In his letter, McCloy, the lone survivor of the Jan. 2 explosion that trapped 13 workers, said he and his co-workers tried to use a sledgehammer to attract the attention of a rescue team after the air devices failed.

When death appeared inevitable, he wrote in a two-page letter to families of co-workers, the men took part in a “sinner’s prayer” and waited to die.

“His account illustrates that insufficient air is available to our miners if tragedy strikes,” Rahall said soon after learning of McCloy’s account of the men’s final hours.

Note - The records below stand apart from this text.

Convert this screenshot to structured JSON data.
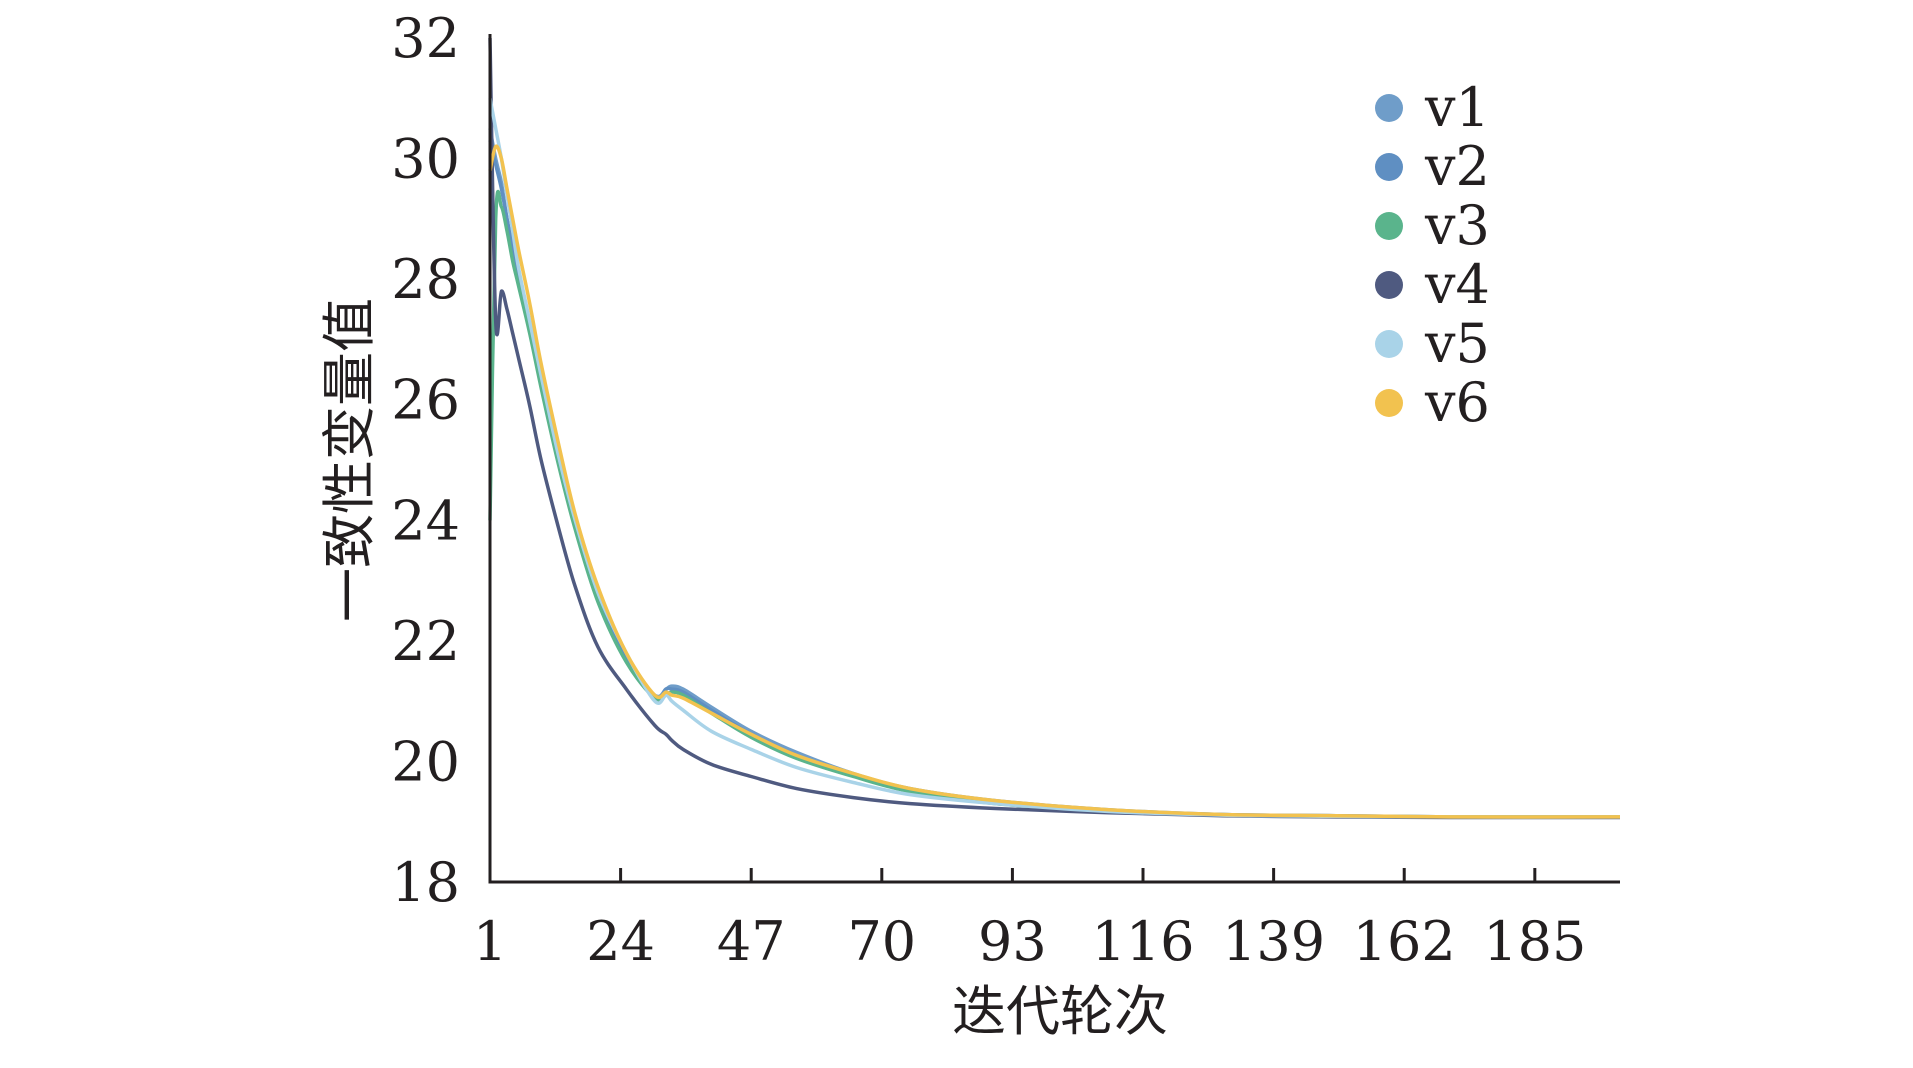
{
  "chart_data": {
    "type": "line",
    "xlabel": "迭代轮次",
    "ylabel": "一致性变量值",
    "x_ticks": [
      1,
      24,
      47,
      70,
      93,
      116,
      139,
      162,
      185
    ],
    "y_ticks": [
      18,
      20,
      22,
      24,
      26,
      28,
      30,
      32
    ],
    "xlim": [
      1,
      200
    ],
    "ylim": [
      18,
      32
    ],
    "grid": false,
    "legend_position": "top-right",
    "x": [
      1,
      2,
      3,
      4,
      5,
      6,
      8,
      10,
      13,
      16,
      20,
      25,
      30,
      32,
      33,
      35,
      40,
      47,
      55,
      65,
      75,
      90,
      110,
      130,
      150,
      170,
      200
    ],
    "series": [
      {
        "name": "v1",
        "color": "#6f9dc9",
        "values": [
          30.5,
          30.0,
          29.6,
          29.0,
          28.5,
          28.0,
          27.2,
          26.3,
          25.0,
          23.9,
          22.7,
          21.7,
          21.1,
          21.2,
          21.25,
          21.2,
          20.9,
          20.5,
          20.15,
          19.8,
          19.55,
          19.35,
          19.2,
          19.12,
          19.1,
          19.08,
          19.08
        ]
      },
      {
        "name": "v2",
        "color": "#5f8fc2",
        "values": [
          30.3,
          29.9,
          29.5,
          29.0,
          28.5,
          28.0,
          27.2,
          26.3,
          25.0,
          23.9,
          22.7,
          21.7,
          21.05,
          21.2,
          21.2,
          21.15,
          20.85,
          20.45,
          20.1,
          19.78,
          19.53,
          19.33,
          19.19,
          19.12,
          19.1,
          19.08,
          19.08
        ]
      },
      {
        "name": "v3",
        "color": "#5ab48c",
        "values": [
          24.0,
          29.0,
          29.2,
          28.8,
          28.3,
          27.9,
          27.1,
          26.2,
          24.95,
          23.85,
          22.65,
          21.65,
          21.05,
          21.1,
          21.15,
          21.1,
          20.8,
          20.4,
          20.05,
          19.75,
          19.5,
          19.3,
          19.18,
          19.11,
          19.09,
          19.08,
          19.08
        ]
      },
      {
        "name": "v4",
        "color": "#4f5a80",
        "values": [
          32.0,
          27.3,
          27.8,
          27.5,
          27.1,
          26.7,
          25.9,
          25.0,
          23.9,
          22.9,
          21.9,
          21.2,
          20.6,
          20.45,
          20.35,
          20.2,
          19.95,
          19.75,
          19.55,
          19.4,
          19.3,
          19.22,
          19.15,
          19.1,
          19.08,
          19.07,
          19.07
        ]
      },
      {
        "name": "v5",
        "color": "#a9d3e8",
        "values": [
          31.0,
          30.5,
          30.0,
          29.4,
          28.8,
          28.2,
          27.3,
          26.4,
          25.1,
          24.0,
          22.8,
          21.8,
          21.0,
          21.1,
          21.0,
          20.85,
          20.5,
          20.2,
          19.9,
          19.65,
          19.45,
          19.3,
          19.17,
          19.11,
          19.09,
          19.08,
          19.08
        ]
      },
      {
        "name": "v6",
        "color": "#f2c24f",
        "values": [
          29.8,
          30.2,
          30.0,
          29.5,
          29.0,
          28.5,
          27.6,
          26.6,
          25.3,
          24.1,
          22.9,
          21.8,
          21.1,
          21.15,
          21.1,
          21.05,
          20.8,
          20.45,
          20.1,
          19.8,
          19.55,
          19.35,
          19.2,
          19.12,
          19.1,
          19.08,
          19.08
        ]
      }
    ]
  }
}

“Manufacturers had given guarantees that these rescuers would provide air for escape, yet these brave men were forced to share precious oxygen because that guarantee failed them.”

Rahall said the letter proves that Congress needs to get a comprehensive mine safety bill out of committee.

Only “minimal reforms” have been implemented by the Mine Safety and Health Administration, and those have come begrudgingly, the 3rd District congressman said.

“It appears that Congress has to prod them in order for the agency to implement proper protections for our miners,” he said.

In contrast, the West Virginia Legislature in a single day passed a three-pronged safety measure sought by Gov. Joe Manchin during last winter’s regular session.

“It is the Congress’ moral obligation to enact mine safety legislation,” Rahall said.

“We owe it to Randal McCloy, his co-workers, those who perished in the Aracoma mine, and all their brothers and sisters in the mines. Randal McCloy’s survival is nothing short of a miracle. His heart-wrenching account of the last hours of his co-workers’ lives should spur this Congress to act on our legislation.”